There are so many inefficiencies and even adversarial relationships in the industry that unneeded costs and poor practices are built in and accepted. The challenge for Meridian is to build a greater understanding of the big picture impact of a complete PBO product line so that the market doesn’t continue to default to less complete ILM solutions like Primavera, Oracle, Skire, Tririga, etc.
Also, since the BIM/ILM connection is enabled via the partnership with Horizontal LLC, its competitors can emulate that over time (i.e., they can strike partnerships too). Thus, are there any other frontiers that Meridian could tackle next, in order to be ahead of the curve and continue to challenge the market with the “Catch us if you can” mantra?

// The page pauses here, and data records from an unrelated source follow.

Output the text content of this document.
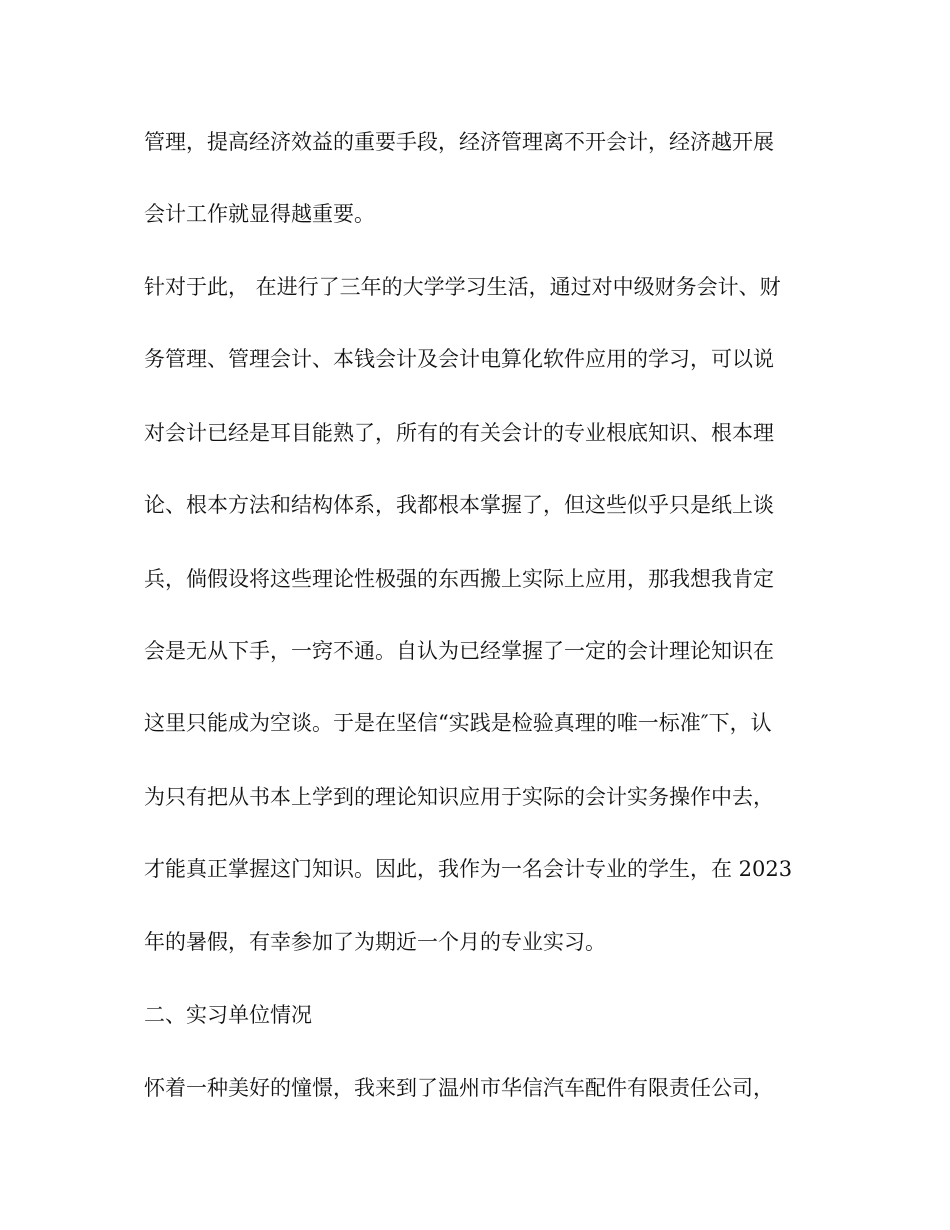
管理，提高经济效益的重要手段，经济管理离不开会计，经济越开展
会计工作就显得越重要。
针对于此， 在进行了三年的大学学习生活，通过对中级财务会计、财
务管理、管理会计、本钱会计及会计电算化软件应用的学习，可以说
对会计已经是耳目能熟了，所有的有关会计的专业根底知识、根本理
论、根本方法和结构体系，我都根本掌握了，但这些似乎只是纸上谈
兵，倘假设将这些理论性极强的东西搬上实际上应用，那我想我肯定
会是无从下手，一窍不通。自认为已经掌握了一定的会计理论知识在
这里只能成为空谈。于是在坚信“实践是检验真理的唯一标准″下，认
为只有把从书本上学到的理论知识应用于实际的会计实务操作中去，
才能真正掌握这门知识。因此，我作为一名会计专业的学生，在 2023
年的暑假，有幸参加了为期近一个月的专业实习。
二、实习单位情况
怀着一种美好的憧憬，我来到了温州市华信汽车配件有限责任公司，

To that end, other potential areas are things like building new automated solutions for pulling data out of Meridian solutions to make the Leadership in Energy and Environmental Design (LEED) certifications turnkey, and exploring the latest construction delivery methods (e.g., private-public partnerships such as lease-leaseback for school districts).
In summary, Meridian offers a well-thought-out approach for small to large companies, with the right technical foundation for the future with a native SOA/Web services platform already in the market for the past five years. Additionally, it has integrated business functionality for managing ILM in the complete PBO spectrum. This scope includes the combination that both the market leaders and market pundits are missing: PPM, Scheduling, Facilities Management, and BI. If you are a project-based organization engaged in holistic capital infrastructure lifecycle management, this is one solution you should certainly consider.
Therefore, dear readers, what are your views, comments, opinions, etc. about Meridian’s assertions and about the capital infrastructure market in general? We would also be interested in your experiences with this software category (if you are an existing user), and your general interest to evaluate these solutions as prospective customers.